Studierende in der Sekundarstufe können in ihrer Steuererklärung eine unbegrenzte Anzahl von Kosten als Werbungskosten ausweisen. Selbständige haben die Option, Kosten als Betriebskosten zu erfassen. In diesen FÃ?llen sind die Kosten als Werbungskosten abzugsfÃ?hig: Jetzt Steuererstattung errechnen!

Wie hoch sind die Werbekosten? - Studienbescheinigung.de

Bei vollständiger oder unbelegter Rechnungsstellung können Buch- und Fachzeitschriften zum Pauschalpreis von 80 EUR verkauft werden. Mappen, Pocket-Rechner und dergleichen können bei Rechnungsstellung ganz oder ohne Quittung zu einem Pauschalpreis von 110 EUR pro Jahr verkauft werden.
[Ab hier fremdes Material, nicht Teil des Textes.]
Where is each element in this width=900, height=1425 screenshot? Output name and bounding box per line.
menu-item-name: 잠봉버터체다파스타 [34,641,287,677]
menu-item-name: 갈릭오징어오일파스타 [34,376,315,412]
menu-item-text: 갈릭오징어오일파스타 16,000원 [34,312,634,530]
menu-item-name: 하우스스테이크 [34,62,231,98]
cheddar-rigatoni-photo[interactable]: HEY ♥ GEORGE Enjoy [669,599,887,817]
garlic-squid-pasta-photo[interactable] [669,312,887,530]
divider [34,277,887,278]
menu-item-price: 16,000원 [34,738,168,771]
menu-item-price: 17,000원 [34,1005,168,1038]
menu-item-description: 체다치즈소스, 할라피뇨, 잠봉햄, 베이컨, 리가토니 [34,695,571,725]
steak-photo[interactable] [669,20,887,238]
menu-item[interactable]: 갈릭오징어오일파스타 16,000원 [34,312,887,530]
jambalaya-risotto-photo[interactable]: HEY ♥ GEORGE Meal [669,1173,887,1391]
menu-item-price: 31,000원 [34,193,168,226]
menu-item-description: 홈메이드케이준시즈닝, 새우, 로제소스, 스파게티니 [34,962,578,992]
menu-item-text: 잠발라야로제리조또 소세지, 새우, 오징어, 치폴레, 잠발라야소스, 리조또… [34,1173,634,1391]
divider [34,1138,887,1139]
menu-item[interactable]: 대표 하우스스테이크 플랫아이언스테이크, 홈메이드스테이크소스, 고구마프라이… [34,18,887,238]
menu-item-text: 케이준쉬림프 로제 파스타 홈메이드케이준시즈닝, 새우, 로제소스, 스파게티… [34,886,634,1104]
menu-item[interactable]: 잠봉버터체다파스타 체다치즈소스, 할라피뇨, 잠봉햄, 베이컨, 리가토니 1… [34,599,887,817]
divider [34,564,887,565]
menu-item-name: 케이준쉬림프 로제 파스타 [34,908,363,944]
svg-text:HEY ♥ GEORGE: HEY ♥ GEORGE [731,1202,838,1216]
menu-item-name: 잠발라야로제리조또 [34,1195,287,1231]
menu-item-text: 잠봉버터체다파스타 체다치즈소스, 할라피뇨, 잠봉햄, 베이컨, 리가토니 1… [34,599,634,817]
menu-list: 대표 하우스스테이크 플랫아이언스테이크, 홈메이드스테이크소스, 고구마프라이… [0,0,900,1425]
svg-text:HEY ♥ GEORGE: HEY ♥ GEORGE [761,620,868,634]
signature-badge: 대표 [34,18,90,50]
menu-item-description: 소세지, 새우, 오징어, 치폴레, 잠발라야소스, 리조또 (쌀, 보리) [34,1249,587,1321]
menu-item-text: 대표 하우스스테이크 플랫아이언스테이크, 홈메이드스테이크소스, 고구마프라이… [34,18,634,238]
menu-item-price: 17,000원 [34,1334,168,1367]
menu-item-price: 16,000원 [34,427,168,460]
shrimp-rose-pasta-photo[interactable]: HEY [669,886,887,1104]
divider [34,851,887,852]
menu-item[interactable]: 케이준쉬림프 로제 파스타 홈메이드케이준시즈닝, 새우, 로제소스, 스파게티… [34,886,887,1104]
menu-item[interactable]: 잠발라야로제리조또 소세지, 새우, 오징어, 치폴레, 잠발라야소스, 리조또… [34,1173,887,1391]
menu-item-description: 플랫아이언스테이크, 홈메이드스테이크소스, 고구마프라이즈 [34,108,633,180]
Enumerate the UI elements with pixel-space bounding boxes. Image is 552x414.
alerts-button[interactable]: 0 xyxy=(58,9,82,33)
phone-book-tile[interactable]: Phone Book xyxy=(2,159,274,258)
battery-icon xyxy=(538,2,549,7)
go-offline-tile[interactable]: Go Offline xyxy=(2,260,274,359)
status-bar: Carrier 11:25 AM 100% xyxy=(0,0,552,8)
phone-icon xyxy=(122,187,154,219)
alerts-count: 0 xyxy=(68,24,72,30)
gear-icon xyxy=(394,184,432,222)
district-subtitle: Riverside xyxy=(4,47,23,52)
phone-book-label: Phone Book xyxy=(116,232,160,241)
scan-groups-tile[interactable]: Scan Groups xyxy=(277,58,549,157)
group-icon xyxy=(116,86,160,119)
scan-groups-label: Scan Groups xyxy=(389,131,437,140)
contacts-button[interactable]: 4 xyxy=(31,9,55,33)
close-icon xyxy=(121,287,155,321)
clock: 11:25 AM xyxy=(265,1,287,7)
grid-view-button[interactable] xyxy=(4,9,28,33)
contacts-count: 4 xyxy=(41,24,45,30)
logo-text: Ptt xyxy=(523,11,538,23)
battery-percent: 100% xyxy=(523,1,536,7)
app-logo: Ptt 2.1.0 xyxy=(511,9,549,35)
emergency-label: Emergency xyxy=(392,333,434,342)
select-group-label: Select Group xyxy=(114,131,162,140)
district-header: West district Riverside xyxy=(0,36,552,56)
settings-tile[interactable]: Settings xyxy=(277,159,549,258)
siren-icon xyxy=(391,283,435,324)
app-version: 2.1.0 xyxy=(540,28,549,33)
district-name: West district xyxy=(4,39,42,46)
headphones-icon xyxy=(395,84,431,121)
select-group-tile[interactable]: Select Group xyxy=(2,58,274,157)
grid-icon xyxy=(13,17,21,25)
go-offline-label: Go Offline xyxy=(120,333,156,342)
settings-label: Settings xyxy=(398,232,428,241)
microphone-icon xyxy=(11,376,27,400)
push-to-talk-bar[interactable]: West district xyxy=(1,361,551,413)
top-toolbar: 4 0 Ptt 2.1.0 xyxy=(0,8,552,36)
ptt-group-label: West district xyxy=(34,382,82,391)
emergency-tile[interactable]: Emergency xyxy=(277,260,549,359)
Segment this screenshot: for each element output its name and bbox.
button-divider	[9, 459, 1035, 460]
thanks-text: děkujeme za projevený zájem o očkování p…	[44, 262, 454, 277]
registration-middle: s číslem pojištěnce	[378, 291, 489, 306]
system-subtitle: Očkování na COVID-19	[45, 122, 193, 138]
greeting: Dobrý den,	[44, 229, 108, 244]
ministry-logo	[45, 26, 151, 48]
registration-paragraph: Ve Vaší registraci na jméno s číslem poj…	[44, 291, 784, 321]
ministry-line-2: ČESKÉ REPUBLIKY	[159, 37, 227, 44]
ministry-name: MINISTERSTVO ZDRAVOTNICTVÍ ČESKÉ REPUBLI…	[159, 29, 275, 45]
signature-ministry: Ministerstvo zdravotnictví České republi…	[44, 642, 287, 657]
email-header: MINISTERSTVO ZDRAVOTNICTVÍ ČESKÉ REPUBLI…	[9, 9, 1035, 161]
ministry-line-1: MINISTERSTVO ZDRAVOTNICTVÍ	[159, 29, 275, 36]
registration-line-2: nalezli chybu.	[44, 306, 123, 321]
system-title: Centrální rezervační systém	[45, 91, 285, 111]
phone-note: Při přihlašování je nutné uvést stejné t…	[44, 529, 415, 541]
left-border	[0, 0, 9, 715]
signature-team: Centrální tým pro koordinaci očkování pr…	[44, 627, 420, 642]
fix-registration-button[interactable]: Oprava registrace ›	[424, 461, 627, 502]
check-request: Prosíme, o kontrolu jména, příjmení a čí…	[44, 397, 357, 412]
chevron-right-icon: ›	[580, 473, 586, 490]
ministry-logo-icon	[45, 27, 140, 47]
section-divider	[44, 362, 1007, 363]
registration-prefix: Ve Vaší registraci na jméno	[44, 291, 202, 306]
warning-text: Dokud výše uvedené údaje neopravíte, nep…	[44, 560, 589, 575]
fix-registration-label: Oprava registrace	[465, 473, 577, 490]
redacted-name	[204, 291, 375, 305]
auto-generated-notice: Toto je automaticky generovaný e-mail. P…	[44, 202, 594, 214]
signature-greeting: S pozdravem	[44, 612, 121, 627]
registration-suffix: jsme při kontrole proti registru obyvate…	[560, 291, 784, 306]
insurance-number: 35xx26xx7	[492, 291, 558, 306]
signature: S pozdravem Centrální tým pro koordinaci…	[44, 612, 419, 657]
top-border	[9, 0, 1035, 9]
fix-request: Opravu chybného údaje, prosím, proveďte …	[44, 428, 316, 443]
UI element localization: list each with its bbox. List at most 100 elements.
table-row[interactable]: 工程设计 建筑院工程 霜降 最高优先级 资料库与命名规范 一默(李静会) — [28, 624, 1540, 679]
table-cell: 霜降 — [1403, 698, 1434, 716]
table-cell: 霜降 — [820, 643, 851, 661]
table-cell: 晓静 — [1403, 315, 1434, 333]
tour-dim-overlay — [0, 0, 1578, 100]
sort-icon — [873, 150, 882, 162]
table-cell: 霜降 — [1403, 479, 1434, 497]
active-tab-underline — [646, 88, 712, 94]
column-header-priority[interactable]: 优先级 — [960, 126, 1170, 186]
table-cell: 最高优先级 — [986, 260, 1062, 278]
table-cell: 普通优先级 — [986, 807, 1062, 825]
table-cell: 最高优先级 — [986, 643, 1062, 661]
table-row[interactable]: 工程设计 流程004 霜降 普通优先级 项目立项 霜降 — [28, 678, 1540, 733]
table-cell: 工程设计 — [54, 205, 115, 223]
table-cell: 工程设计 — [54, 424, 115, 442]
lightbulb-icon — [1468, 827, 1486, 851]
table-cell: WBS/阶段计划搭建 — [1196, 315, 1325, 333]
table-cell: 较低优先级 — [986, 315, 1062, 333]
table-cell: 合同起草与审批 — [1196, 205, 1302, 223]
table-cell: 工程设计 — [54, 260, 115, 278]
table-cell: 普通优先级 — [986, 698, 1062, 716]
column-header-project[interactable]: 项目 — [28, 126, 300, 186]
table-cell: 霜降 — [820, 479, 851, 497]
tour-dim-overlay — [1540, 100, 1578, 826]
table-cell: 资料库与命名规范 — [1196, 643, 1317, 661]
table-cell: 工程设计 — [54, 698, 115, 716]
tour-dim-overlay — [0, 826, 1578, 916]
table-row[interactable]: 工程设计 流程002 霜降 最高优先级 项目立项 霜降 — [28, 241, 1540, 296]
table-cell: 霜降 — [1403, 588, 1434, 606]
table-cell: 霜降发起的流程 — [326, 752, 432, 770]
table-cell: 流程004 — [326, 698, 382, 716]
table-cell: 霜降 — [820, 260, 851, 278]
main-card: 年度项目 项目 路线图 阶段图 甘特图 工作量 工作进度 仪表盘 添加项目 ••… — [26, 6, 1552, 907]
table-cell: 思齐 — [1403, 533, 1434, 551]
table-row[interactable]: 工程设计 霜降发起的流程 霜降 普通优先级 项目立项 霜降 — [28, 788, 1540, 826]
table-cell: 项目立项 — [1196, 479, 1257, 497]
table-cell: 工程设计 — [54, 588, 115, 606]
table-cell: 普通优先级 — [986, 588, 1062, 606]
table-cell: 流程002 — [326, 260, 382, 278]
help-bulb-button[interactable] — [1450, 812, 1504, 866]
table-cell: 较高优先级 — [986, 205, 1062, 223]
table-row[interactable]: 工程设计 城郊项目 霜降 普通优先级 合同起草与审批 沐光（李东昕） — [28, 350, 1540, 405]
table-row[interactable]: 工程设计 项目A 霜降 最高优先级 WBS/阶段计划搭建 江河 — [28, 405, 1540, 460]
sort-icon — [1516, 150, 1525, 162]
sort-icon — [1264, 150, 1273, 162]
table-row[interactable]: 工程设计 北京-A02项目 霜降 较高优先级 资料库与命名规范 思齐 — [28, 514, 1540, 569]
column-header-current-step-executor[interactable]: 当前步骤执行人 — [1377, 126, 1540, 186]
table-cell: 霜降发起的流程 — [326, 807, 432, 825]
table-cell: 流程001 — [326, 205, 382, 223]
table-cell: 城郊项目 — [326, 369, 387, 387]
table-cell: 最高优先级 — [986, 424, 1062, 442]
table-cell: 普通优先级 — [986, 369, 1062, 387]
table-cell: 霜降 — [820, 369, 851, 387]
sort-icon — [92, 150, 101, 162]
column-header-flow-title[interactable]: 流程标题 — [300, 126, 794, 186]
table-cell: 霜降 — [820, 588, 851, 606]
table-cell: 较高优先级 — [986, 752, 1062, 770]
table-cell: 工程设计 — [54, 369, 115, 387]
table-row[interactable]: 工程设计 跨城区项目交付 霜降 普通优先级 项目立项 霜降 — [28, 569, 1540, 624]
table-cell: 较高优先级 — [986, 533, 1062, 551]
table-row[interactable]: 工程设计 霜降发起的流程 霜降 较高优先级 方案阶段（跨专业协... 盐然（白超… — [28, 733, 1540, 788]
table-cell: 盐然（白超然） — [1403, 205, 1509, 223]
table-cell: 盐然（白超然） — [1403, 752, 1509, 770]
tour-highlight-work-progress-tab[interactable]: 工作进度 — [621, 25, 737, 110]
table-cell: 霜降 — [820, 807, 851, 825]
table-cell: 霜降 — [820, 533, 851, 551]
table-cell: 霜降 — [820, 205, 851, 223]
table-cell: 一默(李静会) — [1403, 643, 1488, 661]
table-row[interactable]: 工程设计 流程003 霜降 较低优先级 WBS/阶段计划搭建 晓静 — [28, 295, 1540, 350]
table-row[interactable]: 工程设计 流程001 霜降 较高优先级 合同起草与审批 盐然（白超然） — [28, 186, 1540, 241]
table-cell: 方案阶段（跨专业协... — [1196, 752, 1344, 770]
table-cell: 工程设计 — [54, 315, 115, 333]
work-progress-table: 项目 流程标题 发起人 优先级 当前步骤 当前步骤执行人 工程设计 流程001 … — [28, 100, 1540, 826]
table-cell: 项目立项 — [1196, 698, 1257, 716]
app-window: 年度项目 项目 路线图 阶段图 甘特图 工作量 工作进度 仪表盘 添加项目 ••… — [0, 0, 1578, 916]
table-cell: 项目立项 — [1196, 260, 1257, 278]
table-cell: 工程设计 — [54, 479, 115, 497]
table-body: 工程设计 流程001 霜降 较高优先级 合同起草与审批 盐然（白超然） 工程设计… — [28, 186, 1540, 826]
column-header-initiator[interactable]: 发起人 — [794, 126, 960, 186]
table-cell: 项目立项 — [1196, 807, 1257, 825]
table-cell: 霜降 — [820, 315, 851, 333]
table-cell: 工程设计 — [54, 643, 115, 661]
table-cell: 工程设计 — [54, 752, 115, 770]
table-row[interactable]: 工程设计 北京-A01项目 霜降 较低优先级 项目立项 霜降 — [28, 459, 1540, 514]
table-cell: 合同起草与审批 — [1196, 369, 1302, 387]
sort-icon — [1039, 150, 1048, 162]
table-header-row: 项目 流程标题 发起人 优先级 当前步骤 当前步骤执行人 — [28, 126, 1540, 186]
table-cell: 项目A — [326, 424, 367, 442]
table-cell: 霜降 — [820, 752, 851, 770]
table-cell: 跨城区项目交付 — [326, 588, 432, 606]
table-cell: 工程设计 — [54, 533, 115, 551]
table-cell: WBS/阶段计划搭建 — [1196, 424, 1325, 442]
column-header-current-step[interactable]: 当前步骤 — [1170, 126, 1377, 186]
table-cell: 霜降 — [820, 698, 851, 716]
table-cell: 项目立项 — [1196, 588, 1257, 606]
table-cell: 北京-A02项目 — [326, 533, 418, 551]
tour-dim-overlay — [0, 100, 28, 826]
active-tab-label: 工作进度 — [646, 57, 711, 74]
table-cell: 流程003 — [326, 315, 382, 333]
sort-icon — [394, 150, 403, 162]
Ausflüge von zu Hause zur Universität, zur Bücherei oder zu einem Teilzeitjob können ganz oder zu einer Pauschale von 30 Cents pro gefahrenem km abgezogen werden.

Die Sonderaufwendungen umfassen alle Ausgaben, die dem Privatleben zuzuordnen sind und daher nicht als Werbungskosten von der Besteuerung abgezogen werden können. Nach unserem Steuergesetz gilt ein erster Abschluss (z.B. Bachelor) - warum immer! - auf die Privatwohnkosten und die Studiengebühren können daher nur als Sonderkosten abgezogen werden.

Demgegenüber sind die Kosten für ein zweites Studium (z.B. Master) in die Rubrik Werbungskosten einzuordnen. Welche Vorteile haben Sonderserien? Gegenüber den Werbungskosten sind besondere Ausgaben für Studierende mit einer ganzen Palette von Benachteiligungen verbunden. Beispielsweise können Sonderaufwendungen nur in dem Jahr von der Besteuerung abgezogen werden, in dem sie angefallen sind.

Für Sonderaufwendungen ist ein Vortrag auf neue Rechnung nicht möglich. Die meisten Studierenden profitieren nicht von dieser Vorschrift, weil sie weniger als die Steuervergünstigung (9.000 EUR im Jahr 2018) erwirtschaften. Außerdem können Studienanfänger nur 6.000 EUR pro Jahr als steuerliche Sonderausgabe einfordern.

Darüber hinausgehende Studiengebühren können gar nicht erstattet werden. Bachelor-Studierende können ihre Studiengebühren tatsächlich nur als Sonderausgabe abziehen. Sonderaufwendungen können nur in dem Jahr in Anspruch genommen werden, in dem sie anfallen. Verlustvorträge wie bei Werbungskosten sind nicht möglich. Für den Abzug von Sonderkosten müssen bereits jetzt Gebühren entrichtet werden. Studiengebühren können nur als Sonderkosten bis zu einem Höchstbetrag von 6.000 EUR pro Jahr abgezogen werden.

Es ist unfair, dass Studierende im Master-Studiengang alle ihre Studiengebühren als Werbungskosten für Steuerzwecke einfordern können und damit auch einen steuerlichen Verlust vortragen, nicht aber Studierende im Bachelor-Studiengang! Erfreulicherweise hält der Bundesfinanzgerichtshof (BFH) die ungleiche Besteuerung von Erst- und Zweitstudierenden für nicht verfassungskonform und hat deshalb das entsprechende Recht bereits 2014 aufgehoben.

Nun muss das Bundesverfassungsgericht (BVerfG) als oberste Instanz klarstellen, ob in Zukunft auch Bachelor-Studierende ihre Studiengebühren als Werbungskosten ausweisen können. Für die Studierenden bestehen sehr gute Aussichten. Eine endgültige Veranlagung wird jedoch laut Steuererklärung der Studierenden wahrscheinlich erst zu Beginn des Jahres 2017 erfolgen, wenn allen Bachelor-Studierenden empfohlen wird, ihre Studiengebühren als Werbungskosten aufzuführen.

Die Tatsache, dass Bachelor-Studierende ihre Studiengebühren nicht als Werbungskosten abziehen können, ist laut BFH nicht verfassungskonform. Es besteht eine gute Chance, dass das Bundesverfassungsgericht die geltenden gesetzlichen Bestimmungen zugunsten der Studierenden aufhebt. In Bezug auf das derzeit beim Bundesverfassungsgericht anhängige Rechtsstreitverfahren können Bachelor-Studierende ihre Aufwendungen bereits als Werbungskosten erfassen.